Rubio: I've Done More on Immigration Than Hillary Clinton

Rubio said Clinton has only ever given speeches on immigration, but never tried to pass legislation.

NASHVILLE, TN - APRIL 10: U.S. Sen. Marco Rubio (R-FL) speaks during the NRA-ILA Leadership Forum at the 2015 NRA Annual Meeting & Exhibits on April 10, 2015 in Nashville, Tennessee. The annual NRA meeting and exhibit runs through Sunday.

Photographer: Justin Sullivan/Getty Images

Marco Rubio, the latest Republican to enter the presidential race, has a short and simple response for critics of his work on immigration: At least I'm not Hillary.

During a Monday interview with NPR's "Morning Edition" tied to the launch of his presidential campaign, Rubio defended his decision to retract his support for the 2013 comprehensive immigration reform bill by arguing that trying and failing is more than Hillary Clinton did. 

"Well, I don't know about the [other Republican presidential candidates], but I've done more on immigration than Hillary Clinton ever did. I mean I helped pass an immigration bill out of a Senate dominated by Democrats," Rubio said. "She's given speeches on it, but she's never done anything on it." 

When Congress attempted to pass a bipartisan immigration reform bill in 2013, Rubio started off as a member of the Gang of Eight—four Republicans and four Democrats who worked together on a deal. However, as the deal grew more unpopular the with Republican base, Rubio threatened to withdraw his support if the deal's border regulations weren't strengthened.

Eventually he withdrew his support and argued that it was impractical to pass one giant bill, especially while President Obama is still in office, a position he holds today. "I honestly believe that the key to moving forward on immigration is to first and foremost prove to the American people that we are going to bring future immigration under control," Rubio told NPR.

Rubio went on to say that the GOP's problem with minority voters is that it has been portrayed as a party that doesn't care about people trying to make it in America. "I don't think people go to the ballot box and say I'm a Latino therefore I'm voting Democrat," he said. "I think they bring with them their hopes and dreams about the future and they vote for whoever they think best understands it."

Rubio's interview with NPR was released as he prepared to launch his presidential campaign on Monday in Miami. At one point Rubio discussed his run-in with fellow Floridian and likely presidential candidate Jeb Bush on an airplane last week. The two ended up sitting next to each other on a flight to Miami from Nashville, where the National Rifle Association's annual convention was held. 

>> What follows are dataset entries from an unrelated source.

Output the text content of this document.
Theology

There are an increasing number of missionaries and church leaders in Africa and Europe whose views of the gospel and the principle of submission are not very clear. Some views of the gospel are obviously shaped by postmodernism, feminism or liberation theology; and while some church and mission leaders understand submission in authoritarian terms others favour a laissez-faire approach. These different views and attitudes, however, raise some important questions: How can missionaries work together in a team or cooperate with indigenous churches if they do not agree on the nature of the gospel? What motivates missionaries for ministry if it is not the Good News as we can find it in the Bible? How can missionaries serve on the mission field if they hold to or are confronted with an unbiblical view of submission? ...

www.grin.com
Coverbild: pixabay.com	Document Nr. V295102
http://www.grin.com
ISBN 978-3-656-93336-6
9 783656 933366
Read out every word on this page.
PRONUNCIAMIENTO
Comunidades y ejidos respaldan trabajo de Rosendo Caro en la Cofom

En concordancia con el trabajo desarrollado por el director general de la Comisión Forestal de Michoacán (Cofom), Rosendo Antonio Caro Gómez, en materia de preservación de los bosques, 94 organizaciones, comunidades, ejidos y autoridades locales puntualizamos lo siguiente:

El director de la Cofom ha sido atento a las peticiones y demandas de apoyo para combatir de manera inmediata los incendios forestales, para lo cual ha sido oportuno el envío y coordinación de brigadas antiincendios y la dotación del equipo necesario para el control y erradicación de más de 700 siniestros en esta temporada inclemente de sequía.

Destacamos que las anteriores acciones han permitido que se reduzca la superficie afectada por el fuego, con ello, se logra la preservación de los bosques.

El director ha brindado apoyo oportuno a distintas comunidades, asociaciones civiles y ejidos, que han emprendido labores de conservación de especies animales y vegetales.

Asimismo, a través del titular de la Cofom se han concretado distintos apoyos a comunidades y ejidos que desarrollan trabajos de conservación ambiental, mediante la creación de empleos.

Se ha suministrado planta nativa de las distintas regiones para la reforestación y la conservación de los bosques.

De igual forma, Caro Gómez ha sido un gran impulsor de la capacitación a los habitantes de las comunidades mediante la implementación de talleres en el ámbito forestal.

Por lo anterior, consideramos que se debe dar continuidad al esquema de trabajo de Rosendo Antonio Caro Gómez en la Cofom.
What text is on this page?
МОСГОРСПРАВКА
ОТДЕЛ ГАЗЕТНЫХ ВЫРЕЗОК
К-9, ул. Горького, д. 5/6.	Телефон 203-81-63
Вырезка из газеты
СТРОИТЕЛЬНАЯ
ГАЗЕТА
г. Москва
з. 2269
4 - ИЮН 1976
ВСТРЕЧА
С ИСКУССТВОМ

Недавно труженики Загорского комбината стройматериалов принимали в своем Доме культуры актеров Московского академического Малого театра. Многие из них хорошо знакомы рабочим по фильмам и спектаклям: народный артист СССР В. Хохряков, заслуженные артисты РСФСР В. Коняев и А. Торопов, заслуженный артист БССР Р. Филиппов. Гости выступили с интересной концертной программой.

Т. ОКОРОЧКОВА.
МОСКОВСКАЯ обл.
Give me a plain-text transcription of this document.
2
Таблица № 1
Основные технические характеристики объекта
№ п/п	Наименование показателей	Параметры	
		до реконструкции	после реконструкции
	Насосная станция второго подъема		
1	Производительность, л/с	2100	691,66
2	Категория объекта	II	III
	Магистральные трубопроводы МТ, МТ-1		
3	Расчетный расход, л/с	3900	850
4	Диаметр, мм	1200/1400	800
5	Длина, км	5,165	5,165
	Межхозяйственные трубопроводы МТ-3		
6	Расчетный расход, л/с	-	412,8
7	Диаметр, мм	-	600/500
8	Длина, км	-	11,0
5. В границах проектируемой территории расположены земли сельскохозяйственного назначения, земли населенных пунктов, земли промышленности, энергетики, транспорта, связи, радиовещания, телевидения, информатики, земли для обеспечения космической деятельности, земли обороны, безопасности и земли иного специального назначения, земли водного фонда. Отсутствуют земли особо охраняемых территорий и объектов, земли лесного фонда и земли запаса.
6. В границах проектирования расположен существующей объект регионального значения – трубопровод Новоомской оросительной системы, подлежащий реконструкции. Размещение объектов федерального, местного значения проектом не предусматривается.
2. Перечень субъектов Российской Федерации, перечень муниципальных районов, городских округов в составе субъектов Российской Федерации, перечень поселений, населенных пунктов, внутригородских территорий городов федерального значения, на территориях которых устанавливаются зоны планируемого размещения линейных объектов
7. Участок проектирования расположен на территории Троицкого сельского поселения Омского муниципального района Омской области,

Rubio said they made some "observations" about the 2016 election, "but we talked about the Masters, we talked about the Paleo Diet, about the Miami Dolphins, I mean we reminisced about old war stories from when I was in the legislature and he was governor," Rubio said. 

He stressed that the two are friends, and that he doesn't see himself as running against any candidate. "There will certainly be moments when others will try to draw distinctions, but in my mind I'm going to talk about who I am and what I want to do, and I'll let voters make the decision of who they think is most capable at this moment of leading of country," he said. If that strategy doesn't help him win the Republican presidential nomination, at the very least it might help him for the #2 job.